The truly excellent The Life and Times of Allan Lane continues to provide entertainment and enlightenment: I’ve been reading all about the launch of Penguin books in 1935 and the enormous uproar it caused. Allan Lane was on a mission that was both cultural and economic. He was the first publisher to create a series of mass market paperbacks that brought ‘literary’ reads – from Agatha Christie to Ernest Hemingway in the initial run – to the populace at large. They cost 6d, the equivalent of a packet of cigarettes. Up until this point in publishing history the paperback had been a reviled item, a symbol of all that was trashy and sleazy in publishing, and confined to romances and thrillers sold on railway stations. Allan Lane saw a new market opening up for the literate but low-income masses, people who wanted to read more than the newspaper but for whom the seven shillings required to buy a hardback edition were entirely out of the question. There had been attempts at low price hardback reprints of the classics, the Everyman library being a good case in point, but even these were beyond the means of most ordinary people. Reading literature, and certainly being up to date in literary developments, was something only open to the elite few.
The other publishers hated it and Lane met with enormous opposition. Many refused initially to have anything to do with him, claiming that his attempts to provide literature for six pennies would have a devastating effect on the book industry. People would expect books at that price, hardbacks would die out, the lending libraries (astonishingly based in most chemists) who were the chief market of the book trade, would hate their business to be undercut, publishers would be ruined. Lane attempted to forestall these fears by only publishing in paperback titles that had exhausted their market in hardback. The Agatha Christie that was published among his first ten titles must have been about ten years old. That was why Lane needed the other publishers on his side – he had to buy the rights off them for the books he wanted to put into paperback. Authors were firmly in Lane’s camp; they saw the possibility of their beloved novels having a new lease of life.
What it all boiled down to was the age-old fight between the forces of democratization in literature and the rearguard action of economics and book snobbery. It’s all encapsulated in a letter to the Times Literary Supplement by one of the big, big publishers of the day, Stanley Unwin. The cheap paperback might enjoy a short success as a novelty, he thought, but the public would soon tire of them, ‘only a modest quantity of bestselling books would sell well enough to justify the 50,000 print-runs needed to price them as 6d each’ and authors’ royalties would fall.

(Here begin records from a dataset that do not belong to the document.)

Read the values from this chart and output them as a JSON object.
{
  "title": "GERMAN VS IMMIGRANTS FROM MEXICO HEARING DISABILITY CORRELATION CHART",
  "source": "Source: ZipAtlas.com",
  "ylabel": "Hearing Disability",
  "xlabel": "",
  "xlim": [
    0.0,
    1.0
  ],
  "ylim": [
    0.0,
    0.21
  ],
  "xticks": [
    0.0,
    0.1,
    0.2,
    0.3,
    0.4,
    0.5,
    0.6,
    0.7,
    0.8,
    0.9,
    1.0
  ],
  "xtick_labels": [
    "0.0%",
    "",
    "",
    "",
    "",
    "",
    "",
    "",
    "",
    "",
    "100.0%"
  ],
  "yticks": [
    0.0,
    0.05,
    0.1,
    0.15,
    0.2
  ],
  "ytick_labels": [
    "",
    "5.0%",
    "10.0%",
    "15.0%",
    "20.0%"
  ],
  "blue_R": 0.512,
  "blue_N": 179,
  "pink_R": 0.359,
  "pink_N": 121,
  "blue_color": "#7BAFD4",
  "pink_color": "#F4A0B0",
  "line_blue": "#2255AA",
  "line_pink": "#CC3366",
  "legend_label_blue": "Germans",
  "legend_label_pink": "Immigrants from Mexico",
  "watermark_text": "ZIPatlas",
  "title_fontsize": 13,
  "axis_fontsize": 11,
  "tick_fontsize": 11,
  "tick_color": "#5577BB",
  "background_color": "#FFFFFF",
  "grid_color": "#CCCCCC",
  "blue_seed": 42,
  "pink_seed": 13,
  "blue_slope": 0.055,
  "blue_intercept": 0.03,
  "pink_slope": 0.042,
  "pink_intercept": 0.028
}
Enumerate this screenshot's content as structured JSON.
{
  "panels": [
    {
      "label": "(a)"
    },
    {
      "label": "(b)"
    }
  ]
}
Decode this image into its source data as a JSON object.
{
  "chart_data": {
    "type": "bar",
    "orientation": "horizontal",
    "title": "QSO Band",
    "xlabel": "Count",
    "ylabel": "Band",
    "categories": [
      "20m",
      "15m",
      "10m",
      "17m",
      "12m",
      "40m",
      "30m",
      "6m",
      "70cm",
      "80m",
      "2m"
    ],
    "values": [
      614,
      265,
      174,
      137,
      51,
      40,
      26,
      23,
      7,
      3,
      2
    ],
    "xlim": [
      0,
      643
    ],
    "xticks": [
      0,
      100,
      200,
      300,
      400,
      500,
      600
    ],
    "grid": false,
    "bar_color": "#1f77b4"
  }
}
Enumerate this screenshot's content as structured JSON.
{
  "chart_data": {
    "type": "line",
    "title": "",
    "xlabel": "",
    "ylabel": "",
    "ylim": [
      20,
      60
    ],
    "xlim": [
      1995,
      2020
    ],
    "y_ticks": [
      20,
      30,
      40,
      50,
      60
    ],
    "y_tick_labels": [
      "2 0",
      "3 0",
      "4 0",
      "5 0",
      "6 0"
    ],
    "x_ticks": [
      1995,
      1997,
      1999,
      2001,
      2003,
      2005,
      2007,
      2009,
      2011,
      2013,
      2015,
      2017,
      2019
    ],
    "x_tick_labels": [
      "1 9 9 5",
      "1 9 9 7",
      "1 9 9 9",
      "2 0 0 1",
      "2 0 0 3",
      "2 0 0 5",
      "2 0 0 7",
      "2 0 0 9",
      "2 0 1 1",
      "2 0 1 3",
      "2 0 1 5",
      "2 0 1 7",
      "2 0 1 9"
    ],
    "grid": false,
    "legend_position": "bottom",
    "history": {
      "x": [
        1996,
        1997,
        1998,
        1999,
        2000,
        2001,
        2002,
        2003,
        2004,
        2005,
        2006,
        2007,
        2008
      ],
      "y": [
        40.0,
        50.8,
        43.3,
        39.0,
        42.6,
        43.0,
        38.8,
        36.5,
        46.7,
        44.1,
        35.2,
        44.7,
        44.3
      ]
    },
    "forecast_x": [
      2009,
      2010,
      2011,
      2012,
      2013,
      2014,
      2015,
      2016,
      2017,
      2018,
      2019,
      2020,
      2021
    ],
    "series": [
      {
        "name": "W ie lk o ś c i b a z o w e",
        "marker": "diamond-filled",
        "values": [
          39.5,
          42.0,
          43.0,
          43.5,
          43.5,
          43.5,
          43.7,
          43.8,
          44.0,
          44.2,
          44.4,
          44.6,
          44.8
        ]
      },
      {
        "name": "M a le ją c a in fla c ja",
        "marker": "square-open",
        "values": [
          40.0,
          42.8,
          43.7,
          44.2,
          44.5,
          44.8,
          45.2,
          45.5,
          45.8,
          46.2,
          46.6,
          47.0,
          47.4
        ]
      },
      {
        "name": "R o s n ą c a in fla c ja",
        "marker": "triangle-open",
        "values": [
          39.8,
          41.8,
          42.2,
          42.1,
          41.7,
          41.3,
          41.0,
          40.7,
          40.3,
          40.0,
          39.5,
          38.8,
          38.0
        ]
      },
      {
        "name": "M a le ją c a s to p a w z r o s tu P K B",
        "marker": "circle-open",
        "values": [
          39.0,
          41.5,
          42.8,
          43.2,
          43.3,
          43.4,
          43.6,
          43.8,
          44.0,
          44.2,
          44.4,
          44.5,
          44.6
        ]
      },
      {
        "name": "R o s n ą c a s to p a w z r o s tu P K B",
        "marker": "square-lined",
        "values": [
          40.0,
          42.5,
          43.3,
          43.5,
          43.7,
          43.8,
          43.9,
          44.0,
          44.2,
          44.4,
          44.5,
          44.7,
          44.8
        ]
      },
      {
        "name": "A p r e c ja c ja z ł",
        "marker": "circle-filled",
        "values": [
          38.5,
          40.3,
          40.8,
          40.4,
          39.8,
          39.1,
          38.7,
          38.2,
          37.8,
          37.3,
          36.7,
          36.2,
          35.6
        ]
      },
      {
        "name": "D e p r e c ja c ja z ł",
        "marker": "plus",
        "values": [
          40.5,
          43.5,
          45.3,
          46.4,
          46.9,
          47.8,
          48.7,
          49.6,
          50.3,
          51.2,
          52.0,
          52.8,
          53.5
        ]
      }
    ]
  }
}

He quoted Ruskin’s insistence that ‘a book is not worth anything unless it is worth much’ and an essay by the economist Keynes who scolded the public for ‘their mean and tricky ways where a book, the noblest of man’s works, is concerned.’ This kind of argument was countered by the supporters of the paperback revolution like Margaret Cole, a Fabian, who was hugely enthusiastic at the prospect of books changing ‘from something that was only suitable to members of an upper or educated class to something which anybody may enjoy or possess without being thought odd, highbrow or “apeing one’s betters”.’ She went on to say that: ‘It is high time that book-owning should cease to be the preserve of a small class… by giving them the best you can, not either by playing down to them or lecturing them on their “duty” to uphold literature.’ Oh hear, hear! Bravo! And the outcome of these squabbles? Well, history speaks for itself. In three years time, Lane told the Evening Standard that he had sold over 17 million books, was shifting six tons of books a day, and never printed fewer than 50,000 copies of any new title.
This whole episode in history reminded me so very much of the current annoying attacks on book bloggers made by the professional press. This time what is at stake is not the ordinary person’s right to read literature, but the ordinary person’s right to write about it and have an opinion on it. What IS it with literature that it provokes these snobbish ghettos? You could pretty much substitute the term ‘review’ for the word ‘book’ in the quotes above. Reviews aren’t worth anything unless they’ve been paid for. Reviews are the preserve of a tiny class – of literati, in this instance, who are now fairly viciously defending their patch. I’m not going to quote any of these silly attacks – you’ve all heard them. The economic argument is still at the heart of the debate: the real threat blogging poses is that it is free, and if people would rather visit the internet to find out which books are worth reading, then journalists fear that the profession of book reviewing will die out. I’m afraid there’s very little more to it than that, and the best argument such journalists can muster is that the quality of their work is far superior to that found amongst bloggers. Given that those of us who do book blog know this to be an utter nonsense, we can see the extent of the threat blogging poses to people who make a living out of it. Writing about books has to be portrayed as a difficult exercise, only to be attempted by people with a PhD. I’m so tired of these endless unprovoked attacks and my stance now is simply to pity those people who make them for the extent of their insecurities. Times are changing and the march of history will eventually scatter the players in the book world into new permutations, unguessable by any of us. But my own feeling is that book blogging, like the paperback in 1935, is only at the start of its revolutionary career.